NBC makes it 1985 again with 91 cent-per-gallon gas to promote its 'Quantum Leap' revival

·4 min read
NBC Quantum Leap 1985 gas prices
Elaine Low
  • To promote the "Quantum Leap" revival, NBC offered gas at 1985 prices for just one day.

  • Los Angeles denizens fueled up for 91 cents a gallon.

  • The wait at 10 a.m. was 40 minutes long, but plenty of Angelenos showed up.

The '80s are having a moment. "Top Gun" is top of the box office, Kate Bush's "Running Up That Hill" is in regular rotation on terrestrial radio thanks to "Stranger Things," and Tom Ford closed out New York Fashion Week with a runway full of sequins and shoulder pads as Madonna looked on from the audience.

It makes sense, then, that NBC would lean into the upcoming premiere of its "Quantum Leap" sequel TV series with a 1985-themed "gas experience" in Los Angeles on Wednesday. The original, which ran from 1989 to 1993 for five seasons, is being rebooted with a new cast led by Raymond Lee, who plays a physicist looking to revive the Quantum Leap accelerator and travel back in time — starting with a jaunt to 1985.

For just one day, the broadcast network took over an Exxon station on Santa Monica Blvd. and Vine in the Hollywood area to offer gas for just 91 cents a gallon — if you could stomach the line going down the block.

A 40-minute line for gas in the middle of Hollywood

NBC Quantum Leap 1985 gas prices
Elaine Low

The clock rolled back to 1985 at 9 a.m. Wednesday, and by 10 a.m. a line of about 18 cars was wrapped around the block at the intersection of Vine and Yucca St. The line curved into a parking lot, where another two dozen or so cars idled as '80s music blasted and promotional staffers walked around handing out Pop-Tarts, water and "Quantum Leap" baseball caps.

While waiting for a pass granting them access to cheap fuel, gas seekers were placed in front of a giant screen featuring throwback trivia, interspersed with a trailer for the new series. (What was the most popular video game of the '80s?

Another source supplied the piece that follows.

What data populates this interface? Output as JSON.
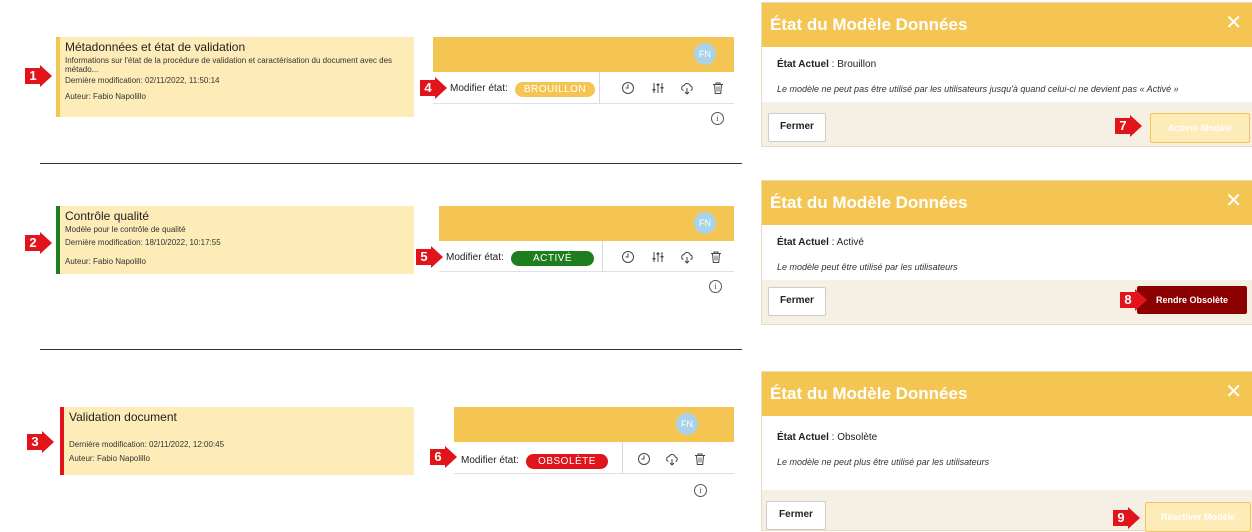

Why, "Mario Bros.," of course.)

91 cents a gallon in 1985 vs. $5.40 a gallon in 2022

NBC Quantum Leap 1985 gas prices
Elaine Low

After that wait, drivers were directed about a mile south on Vine to a gas station that declared it was "time to pay like it's 1985," complete with attendants at every pump to help fill up the tank.

From start to finish, I waited about 40 minutes to get to the pump, and other drivers behind me waited for even less time than that during a mid-morning lull.

This isn't the first time a Hollywood studio or network has pulled such a publicity stunt to promote a show. In 2019, a "Maisel Day" event featuring 30 cent-per-gallon gas jammed up traffic so much that police had to shut down the stunt.

As part of what NBC is calling "Quantum Leap Day," it has also partnered with Fandango to offer movie tickets for the 1985-era price of $3.55 apiece.

NBC Quantum Leap 1985 gas prices
Elaine Low

The mood was chipper, despite the wait — and understandably so, given that the average price for gas in LA is currently around $5.40 per gallon. In June, prices climbed as high as $6.44 in California.

Tony Dominguez, a 19-year-old sales associate at Foot Locker, said he heard about the promo on Instagram. He waited for about 20 minutes to get to the pump, and got his money's worth: $9.10 for 10 gallons, the maximum allowed per person.

"I came on E," he said, referring to his near-empty gas tank.

NBC Quantum Leap 1985 gas prices
Elaine Low

Fellow LA resident Kobi Weiss was about to borrow his friend's Costco card to refill his truck, which usually costs $100 to gas up, before he too spotted an ad for the event on Instagram.

While Weiss hasn't seen the original "Quantum Leap" — "I was born in 1994," he told me, by way of explanation — he plans to check out the new edition, which debuts Monday night.

"Of course I will," said Weiss. "After I fill the gas for 91 cents per gallon, of course."